Spiritual Work in the Vineyards of God

“It is preferable for man to go through sufferings rather than spend an easy, luxurious life; it is preferable for man to stay all day in the vineyard, to get blisters on his hands and to get his face sunburned rather than have no blisters and his face remain fair, not touched by the Sun. One who works at the Divine Vineyard will always have a share in it. Nature likes hard-working, diligent people while it turns its back on lazy people. … If you work, nature will help you and God will assist you.” ~Biensa Douno

Workers Rule!

If you would believe the people currently running most countries in the world, you would believe that greed and laziness are great virtues. Likewise, if you believe most in the medical community, you will hide as much as possible from the sun that is out to get you. Both of those beliefs, however, are wrong, especially for spiritual people.

This doesn’t mean you have to suffer in the sense that is often depicted in movies where saints could only achieve enlightenment after suffering greatly by prosecution, painful disease, or the death of loved ones. While it is true that such events can trigger one to began searching for spiritual truth, that doesn’t mean such extreme suffering is necessary.

On the other hand, if you think that just closing your eyes and visualizing yourself as an enlightened master will make it happen, you are also wrong. Thinking about it and visualizing it can be helpful. The most important thing, however, is working at it. Like everything else in the realm of matter, things spiritual must be earned.

Spiritual Work

Suppose one day you are walking down a hiking trail where there a re few people. You come upon a man trapped in a hole waist deep.
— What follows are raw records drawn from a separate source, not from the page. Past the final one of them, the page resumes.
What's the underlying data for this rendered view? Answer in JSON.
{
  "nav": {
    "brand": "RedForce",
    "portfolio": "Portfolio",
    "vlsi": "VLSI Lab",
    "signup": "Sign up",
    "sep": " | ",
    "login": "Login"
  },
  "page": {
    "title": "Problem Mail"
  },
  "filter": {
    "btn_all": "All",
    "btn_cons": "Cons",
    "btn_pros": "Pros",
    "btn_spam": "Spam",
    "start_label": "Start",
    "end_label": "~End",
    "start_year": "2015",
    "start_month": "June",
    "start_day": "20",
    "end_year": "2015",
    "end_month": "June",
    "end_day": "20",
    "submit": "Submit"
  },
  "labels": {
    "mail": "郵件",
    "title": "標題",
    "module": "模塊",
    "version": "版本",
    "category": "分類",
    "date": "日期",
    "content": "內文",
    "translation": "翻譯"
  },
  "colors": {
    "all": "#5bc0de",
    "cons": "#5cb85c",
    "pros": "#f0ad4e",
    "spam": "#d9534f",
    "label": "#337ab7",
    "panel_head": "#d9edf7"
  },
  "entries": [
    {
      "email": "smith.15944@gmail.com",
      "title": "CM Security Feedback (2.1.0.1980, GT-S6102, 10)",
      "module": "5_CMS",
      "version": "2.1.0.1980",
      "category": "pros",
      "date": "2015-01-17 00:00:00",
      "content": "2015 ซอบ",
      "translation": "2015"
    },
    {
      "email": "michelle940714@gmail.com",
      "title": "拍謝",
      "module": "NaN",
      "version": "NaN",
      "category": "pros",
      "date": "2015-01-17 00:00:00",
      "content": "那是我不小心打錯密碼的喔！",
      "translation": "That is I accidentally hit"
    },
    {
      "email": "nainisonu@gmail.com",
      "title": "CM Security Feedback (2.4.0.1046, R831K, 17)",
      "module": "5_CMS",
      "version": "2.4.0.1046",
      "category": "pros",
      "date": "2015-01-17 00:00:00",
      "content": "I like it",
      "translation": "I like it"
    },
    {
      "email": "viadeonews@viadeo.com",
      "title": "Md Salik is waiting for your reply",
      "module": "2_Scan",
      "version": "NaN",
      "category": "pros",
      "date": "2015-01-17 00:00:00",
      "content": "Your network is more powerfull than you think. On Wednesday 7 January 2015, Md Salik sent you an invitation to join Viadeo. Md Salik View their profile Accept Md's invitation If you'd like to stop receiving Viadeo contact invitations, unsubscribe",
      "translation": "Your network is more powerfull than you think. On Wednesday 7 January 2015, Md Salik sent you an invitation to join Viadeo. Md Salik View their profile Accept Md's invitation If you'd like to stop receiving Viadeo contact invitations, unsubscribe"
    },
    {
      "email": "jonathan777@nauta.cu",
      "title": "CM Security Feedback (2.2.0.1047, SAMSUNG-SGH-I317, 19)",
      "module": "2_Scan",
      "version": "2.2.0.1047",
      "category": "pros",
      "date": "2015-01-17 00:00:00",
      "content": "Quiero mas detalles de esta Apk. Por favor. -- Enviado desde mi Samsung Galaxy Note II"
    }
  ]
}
He calls to you and asks you to help him get out of the hole. You look more closely and see that nothing is holding him in the hole. He is not paralyzed, or otherwise unable to help himself. Yet he stays there waiting for help when he could climb out of the hole himself with little difficulty. What would you think of that man? Not much, I would think. Yet the attitude of many with regard to spiritual growth and development is similar.

We are trapped in the “hole” of the material universe. And a true hellhole it is if you truly pay attention to what is going on. Yet when it come to escaping that world, we find the following:

  • Some accept that there is a greater, better, spiritual world beyond the physical, but think noting needs to be done to get there.
  • Some think that instead of showing us what we must each do to save ourselves, Jesus saved all of us at once, so we need not lift a pale, pudgy finger.
  • Others believe that just wishing for it, forming a picture of it in their minds, will make it happen.
  • Many simply don’t care. They are content with rolling around in the mud and blood of the physical plane.

None of those attitudes was ever taught by any great spiritual or religious leader. Nor were they taught by the great philosophers or prophets. Nearly all such people emphasized the need for work Hard work. Steady work. Continuing to work in the face of adversity, illness, and other difficulties. None ever said we could just sit on our butts and they would do it for us. When Jesus said “follow me,” he meant that we should do as he was doing, not sit and watch him do it and claim that he had done it all for us. Spiritual work is not just allowed, it is required of us.

Divine Vineyard

Douno chooses an interesting metaphor when he talks about working in the ‘Divine Vineyard”. We can look at the symbology for vineyards in general to get an idea of what he means.

Grapes are often symbolic of abundance and health. In the ancient world, water was rarely clean enough to drink. Wine, however, could be drank without getting sick. Jesus once referred to Himself as the grapevine of the Father (John 15). Wine made from grapes also has spiritual symbology.

Wine is used in the greatest of the Chistian sacraments. It was also considered sacred before the Christian era. Numerologists say that bread and wine together symbolizes spiritual rebirth.

In Celtic, and other early groups, vines in general symbolized connections and how everything is interwoven.

A vineyard, as a place where the grape vines grow, is an ideal place for the spiritual person to do spiritual work in. That is especially when it is a symbolic vineyard. This Divine Vineyard where spiritual work is done is the groups of believers and seekers trying to gain personal enlightenment, and also helping others do the same. That is the type of spiritual work Mr. Douno is talking about.